Joey came through the RoamZone, tinny over the receiver. “X?”
“Thanks, Joey,” Evan said, and hung up.
He walked over to where he’d left his rig at the pump station and filled the tank.
He pictured Andre as a kid, sitting up on his bunk, sketching away. You wait and see, fools. Mystery Man’s gonna choose me ’cuz he got some taste. Then I’ll drive a big-ass Cadillac and move to Cali. They got palm trees and shit and blonde girls with juicy booties who Rollerblade in bikinis all day long.
He thought about Danny trolling the wishing well for pennies, the wet change dumped on the counter in front of the displeased clerk. Sitting on the curb, sharing a Coke, just another two East Baltimore kids no one wanted.
He pictured Veronica crouched by the marble carving of a newborn in the cemetery. She’d driven through the night, she’d said. Across the border from Lancaster, Pennsylvania. To dump him off with a couple unable to care for him.
He pinc
hed his eyes, blinked hard around his thumb and forefinger. That sensation of pressure he’d felt in the prison arose once more.
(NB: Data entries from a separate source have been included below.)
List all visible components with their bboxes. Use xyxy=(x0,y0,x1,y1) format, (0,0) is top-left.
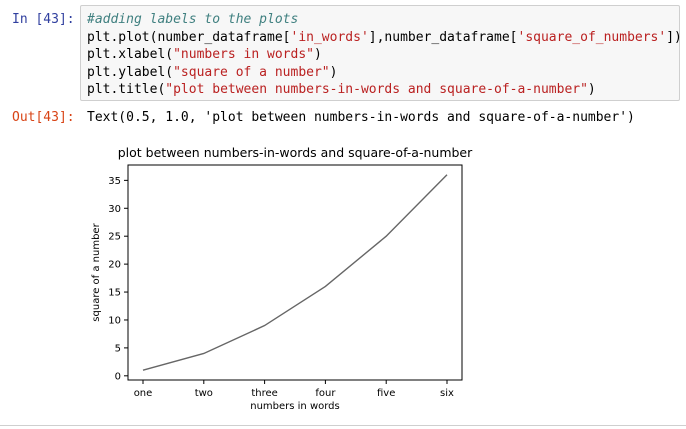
code-line-ylabel: plt.ylabel("square of a number") xyxy=(87,64,679,82)
code-token: plt.title( xyxy=(87,82,166,98)
code-string: 'in_words' xyxy=(290,29,369,45)
output-prompt: Out[43]: xyxy=(12,110,75,125)
code-token: plt.plot(number_dataframe[ xyxy=(87,29,291,45)
code-string: 'square_of_numbers' xyxy=(517,29,667,45)
code-line-xlabel: plt.xlabel("numbers in words") xyxy=(87,46,679,64)
x-tick-label: six xyxy=(440,388,454,399)
line-chart: plot between numbers-in-words and square… xyxy=(91,145,473,412)
input-prompt: In [43]: xyxy=(12,12,75,27)
code-string: "square of a number" xyxy=(173,64,330,80)
output-text: Text(0.5, 1.0, 'plot between numbers-in-… xyxy=(87,110,635,125)
x-tick-label: three xyxy=(251,388,277,399)
y-axis-label: square of a number xyxy=(91,222,102,321)
x-axis: one two three four five six xyxy=(134,380,454,399)
y-tick-label: 20 xyxy=(108,260,121,271)
code-string: "plot between numbers-in-words and squar… xyxy=(165,82,588,98)
y-tick-label: 5 xyxy=(115,343,121,354)
code-token: ],number_dataframe[ xyxy=(368,29,518,45)
y-tick-label: 25 xyxy=(108,232,121,243)
code-token: ) xyxy=(329,64,338,80)
code-line-comment: #adding labels to the plots xyxy=(87,12,299,27)
y-tick-label: 35 xyxy=(108,176,121,187)
x-tick-label: two xyxy=(195,388,213,399)
series-line xyxy=(142,174,448,371)
y-tick-label: 30 xyxy=(108,204,121,215)
code-string: "numbers in words" xyxy=(173,47,314,63)
y-tick-label: 15 xyxy=(108,288,121,299)
y-tick-label: 10 xyxy=(108,315,121,326)
x-tick-label: one xyxy=(134,388,153,399)
code-input-cell[interactable]: #adding labels to the plots plt.plot(num… xyxy=(80,5,682,101)
code-line-title: plt.title("plot between numbers-in-words… xyxy=(87,81,679,99)
x-axis-label: numbers in words xyxy=(250,401,340,412)
x-tick-label: four xyxy=(315,388,336,399)
code-token: ]) xyxy=(666,29,682,45)
y-tick-label: 0 xyxy=(115,371,121,382)
cell-divider xyxy=(0,425,686,426)
chart-title: plot between numbers-in-words and square… xyxy=(118,145,473,160)
code-token: ) xyxy=(313,47,322,63)
y-axis: 0 5 10 15 20 25 30 35 xyxy=(108,176,128,382)
plot-frame xyxy=(127,164,463,381)
code-token: plt.xlabel( xyxy=(87,47,174,63)
code-token: ) xyxy=(587,82,596,98)
code-line-plot: plt.plot(number_dataframe['in_words'],nu… xyxy=(87,29,682,47)
code-token: plt.ylabel( xyxy=(87,64,174,80)
x-tick-label: five xyxy=(377,388,395,399)
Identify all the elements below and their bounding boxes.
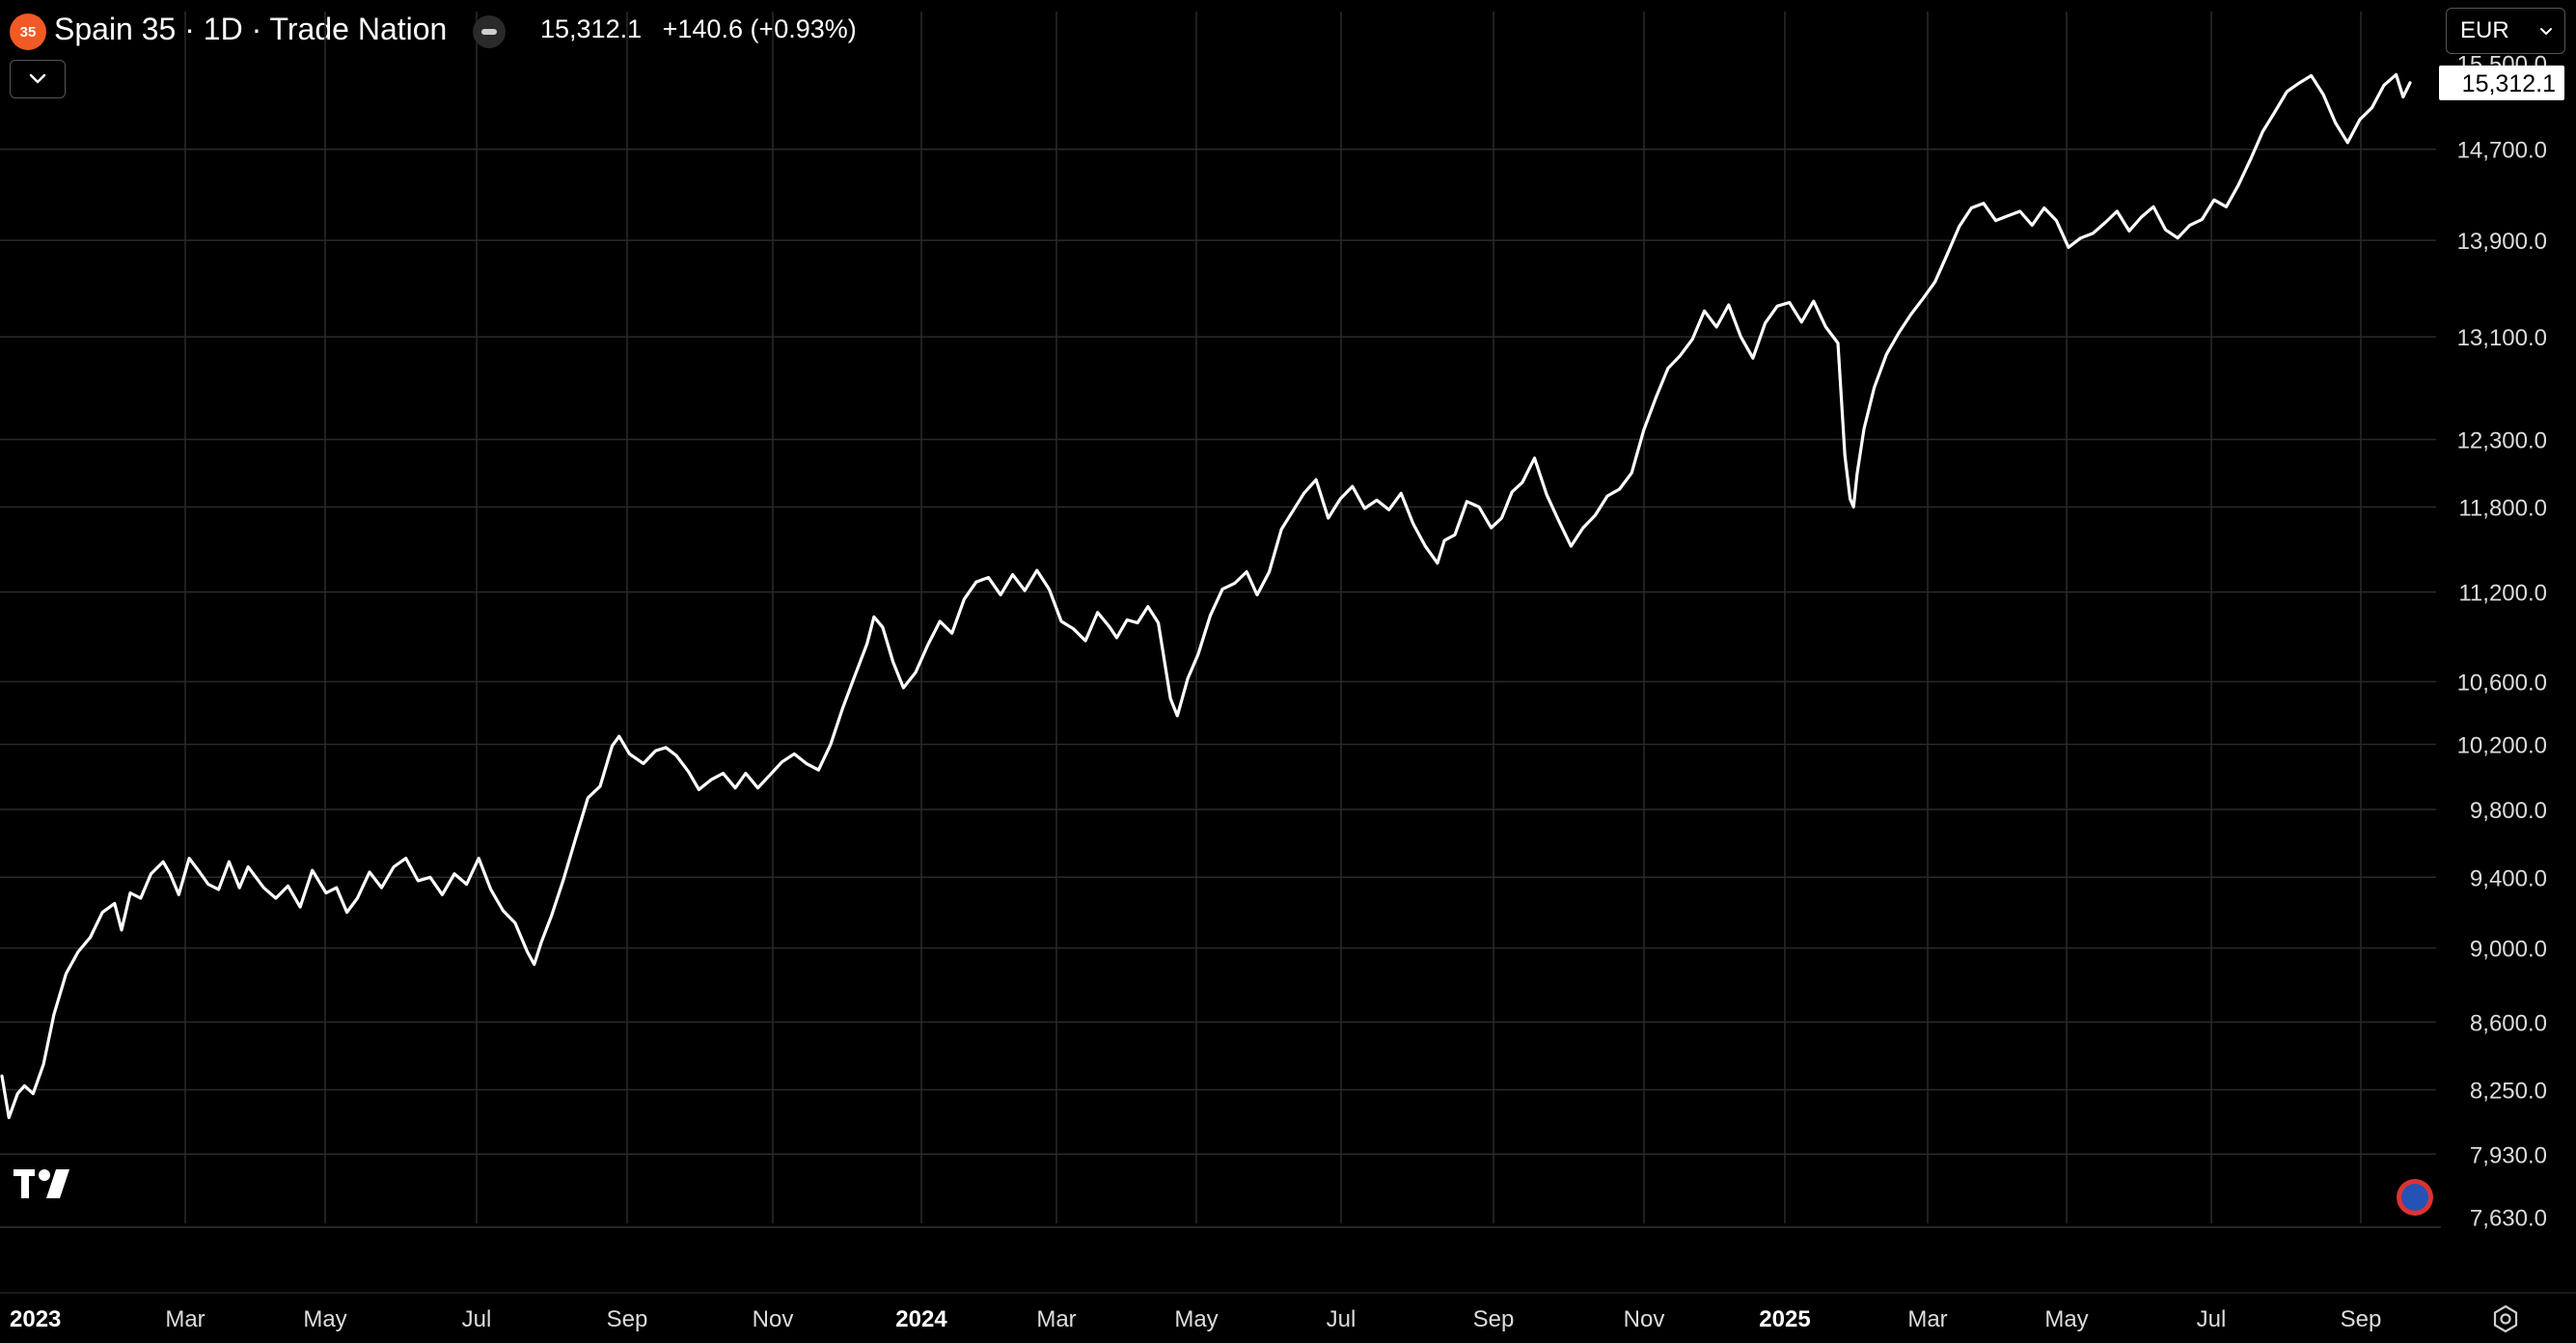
collapse-legend-button[interactable]: [10, 60, 66, 98]
gear-icon[interactable]: [2491, 1304, 2520, 1340]
y-tick-label: 13,900.0: [2457, 229, 2547, 255]
y-tick-label: 12,300.0: [2457, 428, 2547, 454]
chevron-down-icon: [29, 73, 46, 84]
x-tick-label: Jul: [462, 1306, 492, 1332]
y-tick-label: 11,200.0: [2458, 581, 2547, 607]
y-tick-label: 8,600.0: [2470, 1010, 2547, 1036]
price-quote: 15,312.1 +140.6 (+0.93%): [540, 14, 870, 44]
last-price-label-text: 15,312.1: [2462, 70, 2556, 97]
y-tick-label: 13,100.0: [2457, 325, 2547, 351]
y-tick-label: 9,400.0: [2470, 865, 2547, 891]
chevron-down-icon: [2540, 27, 2552, 35]
x-tick-label: Sep: [607, 1306, 648, 1332]
currency-select[interactable]: EUR: [2446, 8, 2565, 54]
y-tick-label: 9,000.0: [2470, 937, 2547, 963]
price-series-line: [0, 72, 2412, 1119]
x-tick-label: Mar: [1036, 1306, 1076, 1332]
symbol-badge[interactable]: 35: [10, 14, 46, 50]
x-tick-label: May: [2044, 1306, 2088, 1332]
x-tick-label: Jul: [1327, 1306, 1357, 1332]
currency-value: EUR: [2460, 17, 2509, 43]
x-tick-label: Sep: [1473, 1306, 1515, 1332]
y-tick-label: 14,700.0: [2457, 138, 2547, 164]
eu-flag-icon[interactable]: [2397, 1179, 2433, 1216]
y-tick-label: 10,600.0: [2457, 671, 2547, 697]
price-axis[interactable]: 15,500.014,700.013,900.013,100.012,300.0…: [2457, 51, 2547, 1231]
x-tick-label: 2023: [10, 1306, 61, 1332]
y-tick-label: 8,250.0: [2470, 1079, 2547, 1105]
y-tick-label: 11,800.0: [2458, 496, 2547, 522]
x-tick-label: Sep: [2341, 1306, 2382, 1332]
last-price-label-bg: [2439, 65, 2564, 100]
x-tick-label: Mar: [1907, 1306, 1947, 1332]
y-tick-label: 9,800.0: [2470, 798, 2547, 824]
x-tick-label: 2024: [895, 1306, 947, 1332]
last-price: 15,312.1: [540, 14, 643, 43]
x-tick-label: Jul: [2197, 1306, 2227, 1332]
tradingview-logo[interactable]: [14, 1167, 77, 1200]
x-tick-label: May: [1174, 1306, 1218, 1332]
market-status-icon[interactable]: [473, 15, 506, 48]
chart-grid: [0, 12, 2576, 1294]
x-tick-label: Nov: [1624, 1306, 1665, 1332]
symbol-title[interactable]: Spain 35 · 1D · Trade Nation: [54, 12, 448, 46]
x-tick-label: Nov: [753, 1306, 794, 1332]
last-price-label: 15,312.1: [2439, 65, 2564, 100]
y-tick-label: 7,630.0: [2470, 1205, 2547, 1231]
y-tick-label: 7,930.0: [2470, 1142, 2547, 1168]
x-tick-label: May: [303, 1306, 346, 1332]
x-tick-label: 2025: [1759, 1306, 1810, 1332]
y-tick-label: 10,200.0: [2457, 732, 2547, 758]
time-axis[interactable]: 2023 Mar May Jul Sep Nov 2024 Mar May Jul Sep Nov 20…: [10, 1306, 2381, 1332]
chart-header: 35 Spain 35 · 1D · Trade Nation 15,312.1…: [0, 0, 2441, 60]
x-tick-label: Mar: [165, 1306, 205, 1332]
price-change: +140.6 (+0.93%): [662, 14, 857, 43]
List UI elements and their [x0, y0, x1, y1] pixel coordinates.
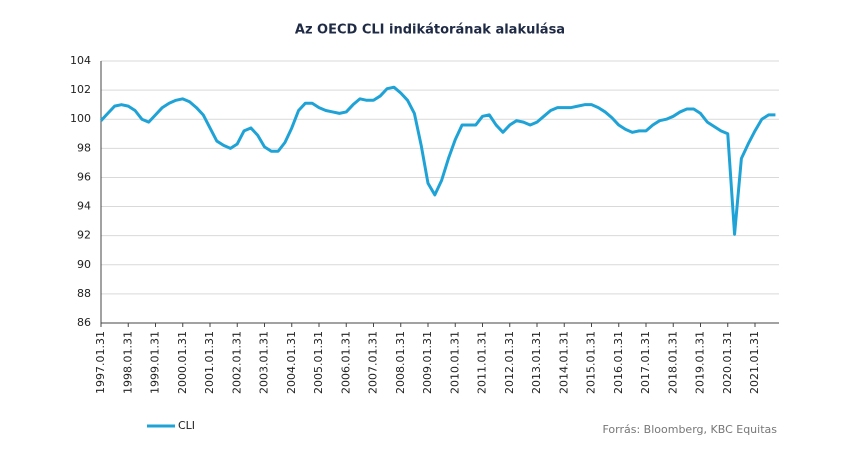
x-tick-label: 2017.01.31: [639, 331, 652, 394]
x-tick-label: 2000.01.31: [176, 331, 189, 394]
x-tick-label: 1998.01.31: [121, 331, 134, 394]
x-tick-label: 2001.01.31: [203, 331, 216, 394]
x-tick-label: 2005.01.31: [312, 331, 325, 394]
x-tick-label: 2021.01.31: [748, 331, 761, 394]
source-note: Forrás: Bloomberg, KBC Equitas: [602, 423, 777, 436]
y-tick-label: 88: [77, 287, 91, 300]
y-tick-label: 104: [70, 54, 91, 67]
y-tick-label: 96: [77, 170, 91, 183]
x-tick-label: 2014.01.31: [557, 331, 570, 394]
x-tick-label: 2006.01.31: [339, 331, 352, 394]
legend-label: CLI: [178, 419, 195, 432]
x-tick-label: 2009.01.31: [421, 331, 434, 394]
x-tick-label: 2004.01.31: [285, 331, 298, 394]
x-tick-label: 1999.01.31: [149, 331, 162, 394]
y-tick-label: 94: [77, 200, 91, 213]
x-tick-label: 2016.01.31: [612, 331, 625, 394]
y-tick-label: 98: [77, 141, 91, 154]
line-series: [99, 85, 776, 236]
x-tick-label: 2019.01.31: [694, 331, 707, 394]
x-tick-label: 2002.01.31: [230, 331, 243, 394]
y-tick-label: 86: [77, 316, 91, 329]
x-tick-label: 2011.01.31: [476, 331, 489, 394]
y-tick-label: 100: [70, 112, 91, 125]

Not just grief, he realized, but guilt, too. For making it out? For surviving? For being intact?
The Pride House Group Home had been life or death. Jockey for food. Claw up the dominance hierarchy. Fight for any shred of hope and guard it with everything you had.
And yet Danny had shared his hard-earned Coke with him.
The gas pump clacked off, snapping Evan back to the present. He holstered the nozzle, his eye catching on a neon sign in the travel-plaza window across the lot. Squashed between signs for Bud Light and Skoal Bandits, it glowed yellow through the grimy pane.
MoneyGram.
Evan twisted on the gas cap, climbed into his truck, and fired up the engine. He sat a moment, knuckles ledging the steering wheel, just breathing.
Then he slotted the gear stick back into park.
The glass door chimed “Jingle Bells” when he walked through into a rush of air-conditioning. He found his way to the counter and wired a thousand dollars to Inmate TG3328.
Rumbling along the interstate toward the towering hills of the Grapevine and Bel Air beyond, it struck him that the payment was an atonement of sorts.
A penance he owed for not turning out like Danny.
29
Broken Heart
The half-acre setback in the Bel Air hills featured holly ferns and palm trees and a trickling river-moat hosting swans. A stone wall hemmed in the vast front yard, the iron gate giving way beneath Evan’s hand with a creak.
He crossed a fairy-tale footbridge over the moat, approaching the imposing granite façade. The air carried the sickly-sweet scent of gardenias. A bright red door with a speakeasy grille confronted him. He lifted a brass knocker shaped like a sprinting greyhound, gave it a few whacks, and waited in the perfumed breeze.
Nothing.
He shifted, feeling the reassuring pressure of his ARES 1911 snugged to his flesh. He wore an appendix holster, the fastest concealed-carry method. The Kydex was tightly molded for retention, which could cause a striker-fire pistol like a Glock to kaboom when seating the gun but worked beautifully for a 1911 with external grip and thumb safeties. The pistol itself, engineered from a solid aluminum forging, was designed to spec and impossible to trace.